Mean SF in the supplement group increased from 9.0 +/- 3.9 microg/L at baseline to 24.8 +/- 10.0 microg/L after the intervention and remained stable during follow-up (24.2 +/- 9.8 microg/L), whereas the diet group had smaller increases during the intervention (8.9 +/- 3.1 to 11.0 +/- 5.9 microg/L) but continued to improve during follow-up (to 15.2 +/- 9.5 microg/L). Mean hemoglobin tended to improve in both intervention groups, but the change was only significant in the supplement group.

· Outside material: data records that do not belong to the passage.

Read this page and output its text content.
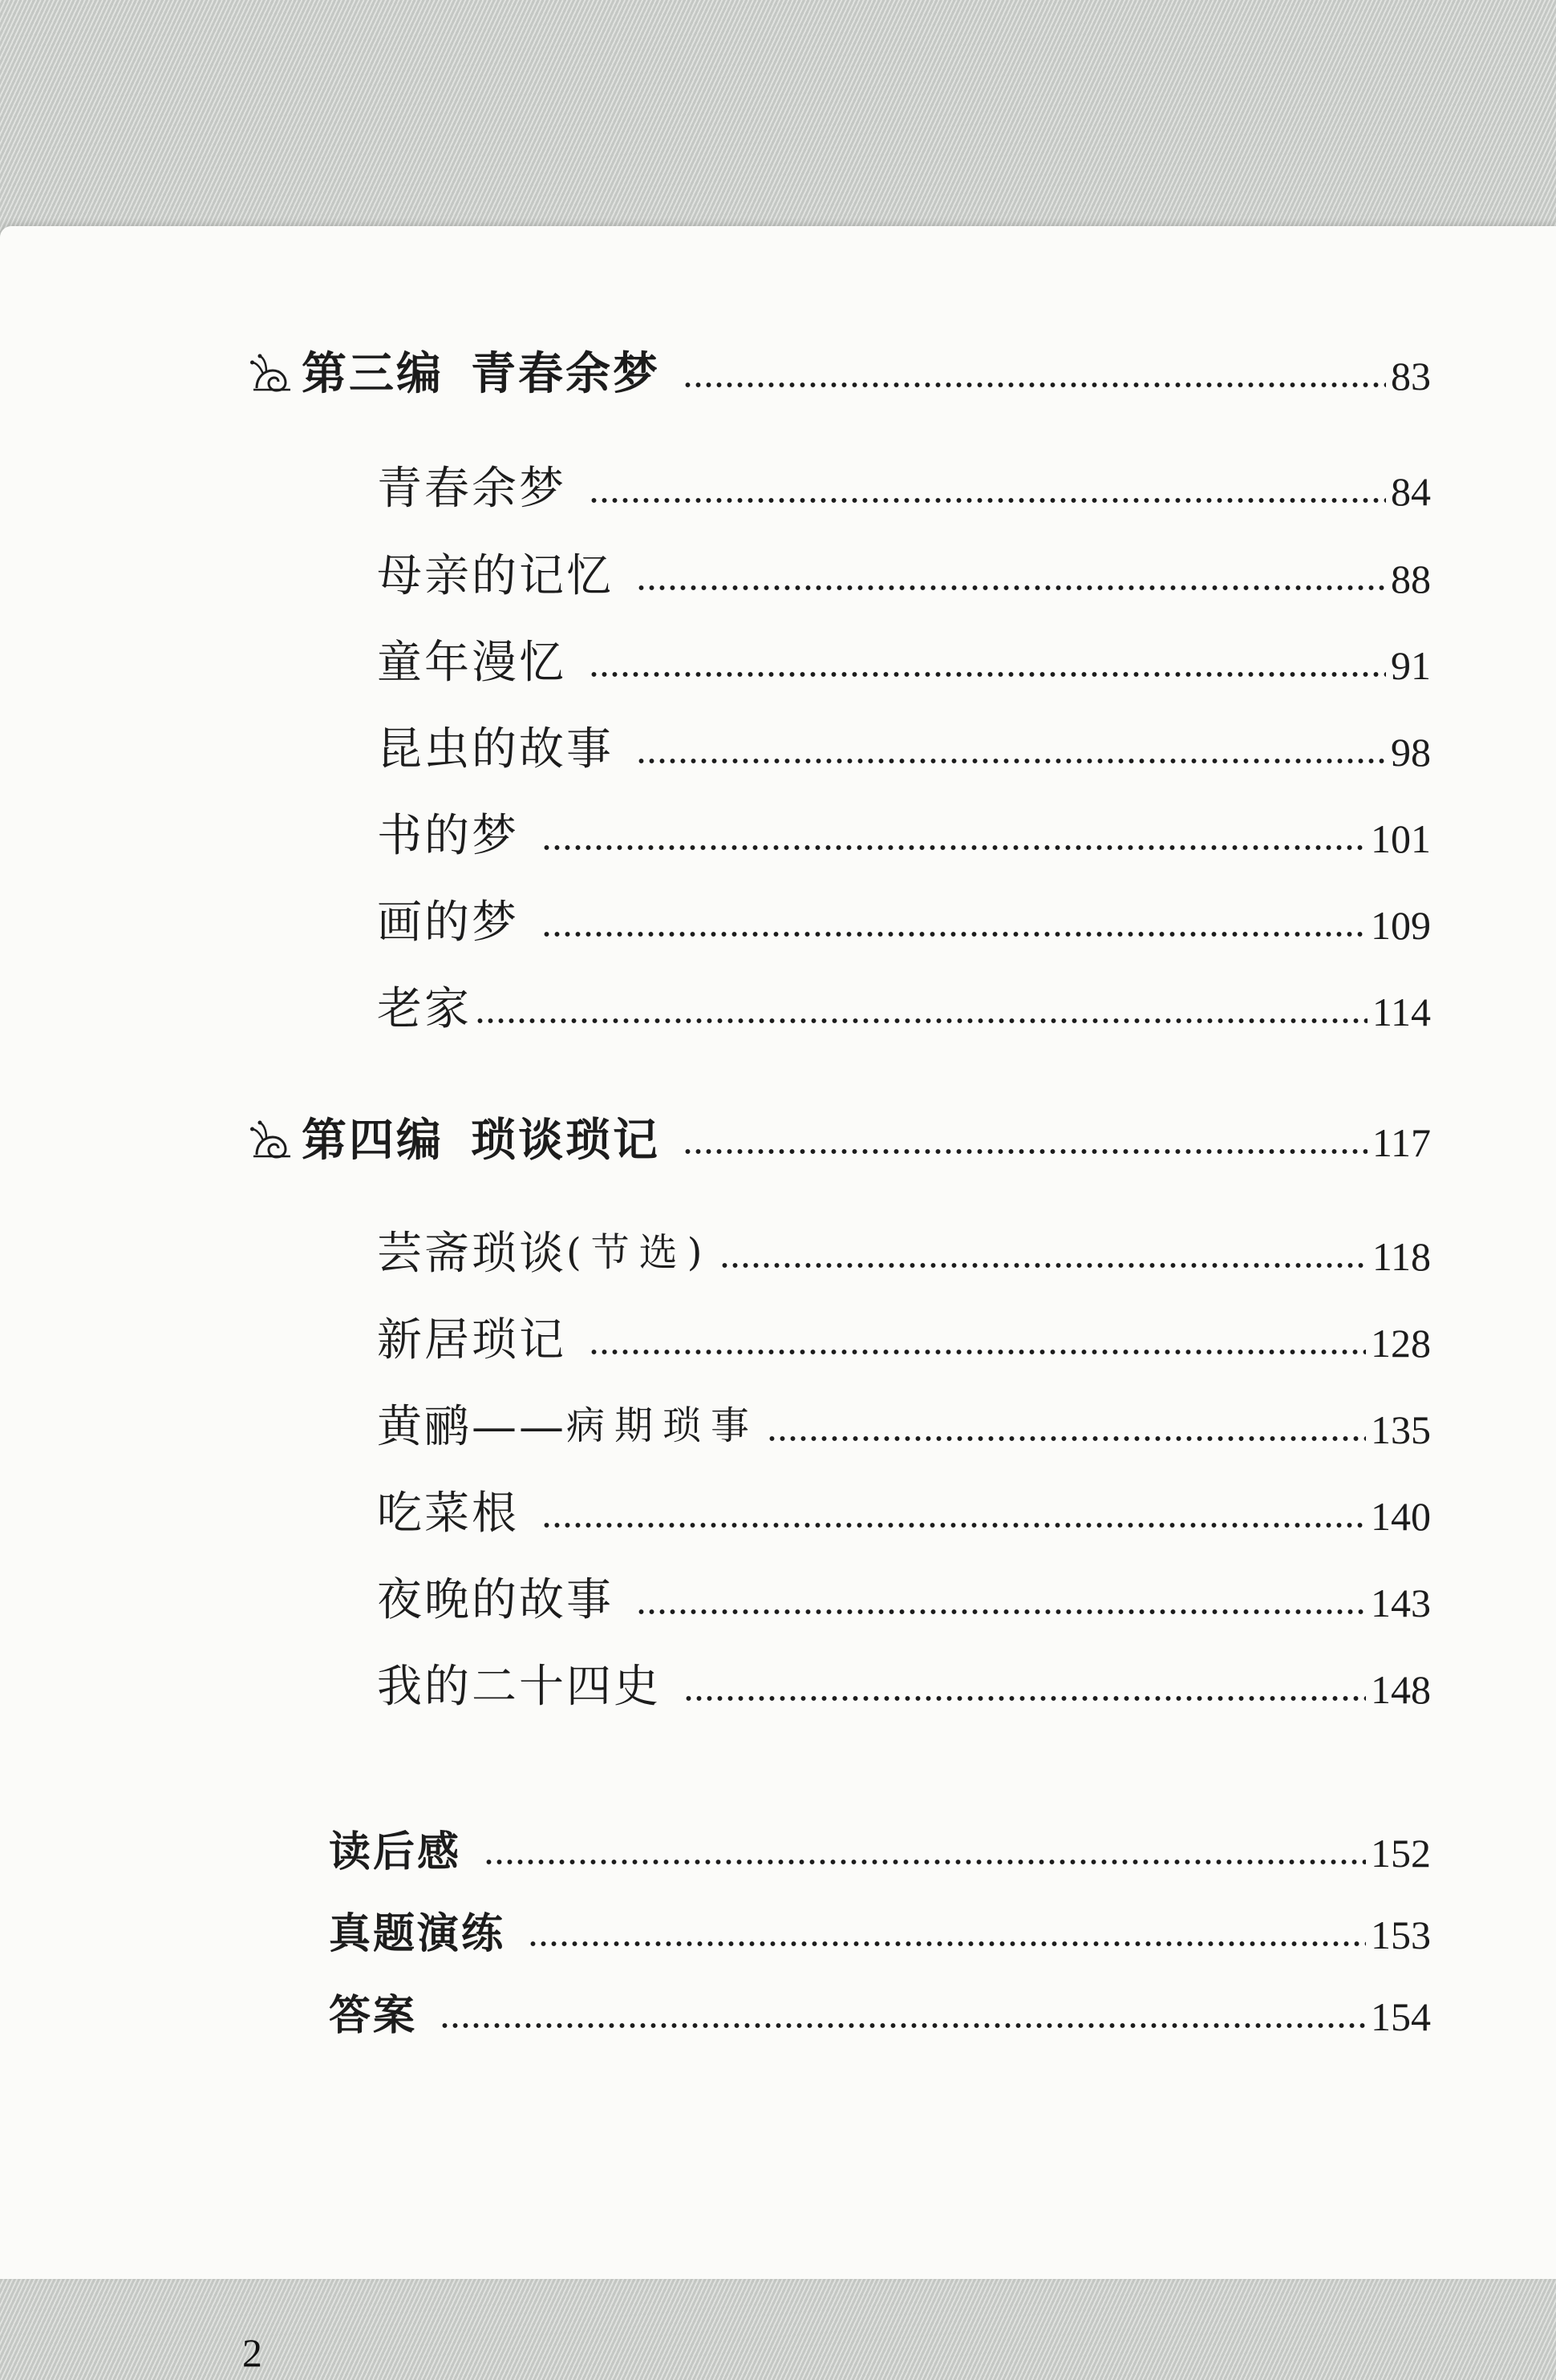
第三编 青春余梦	83
青春余梦	84
母亲的记忆	88
童年漫忆	91
昆虫的故事	98
书的梦	101
画的梦	109
老家	114
第四编 琐谈琐记	117
芸斋琐谈 (节选)	118
新居琐记	128
黄鹂—— 病期琐事	135
吃菜根	140
夜晚的故事	143
我的二十四史	148
读后感	152
真题演练	153
答案	154
2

In iron-deficient women of childbearing age, a high-iron diet produced smaller increases in SF than did iron supplementation but resulted in continued improvements in iron status during a 6-mo. follow-up.
澳大利亚铁状态咨询小组提倡将饮食干预作为轻度缺铁[血清铁蛋白(SF)=10 - 15微克/升]的首选治疗方案。然而,似乎尚无关于饮食治疗缺铁疗效的研究。
我们比较了补充铁剂和高铁饮食对缺铁育龄妇女血清铁蛋白(SF)和血红蛋白的影响。
招募了44名缺铁妇女(SF<15微克/升或SF = 15 - 20微克/升加上血清铁<10微摩尔/升且总铁结合力>68微摩尔/升)和22名铁充足妇女(血红蛋白≥120克/升且SF>20微克/升),按年龄和产次类别进行匹配,并在基线时完成7天的称重食物记录。缺铁妇女被随机分配接受铁补充剂(105毫克/天;补充剂组)或高铁饮食(可吸收铁的推荐摄入量:2.25毫克/天;饮食组),为期12周。在干预结束时以及6个月随访后再次进行血液学和饮食评估。
补充剂组的平均SF从基线时的9.0±3.9微克/升增加到干预后的24.8±10.0微克/升,并在随访期间保持稳定(24.2±9.8微克/升),而饮食组在干预期间增加较小(8.9±3.1至11.0±5.9微克/升),但在随访期间持续改善(至15.2±9.5微克/升)。两个干预组的平均血红蛋白均有改善趋势,但变化仅在补充剂组中显著。
在缺铁育龄妇女中,高铁饮食使SF的增加幅度小于补充铁剂,但在6个月的随访期间铁状态持续改善。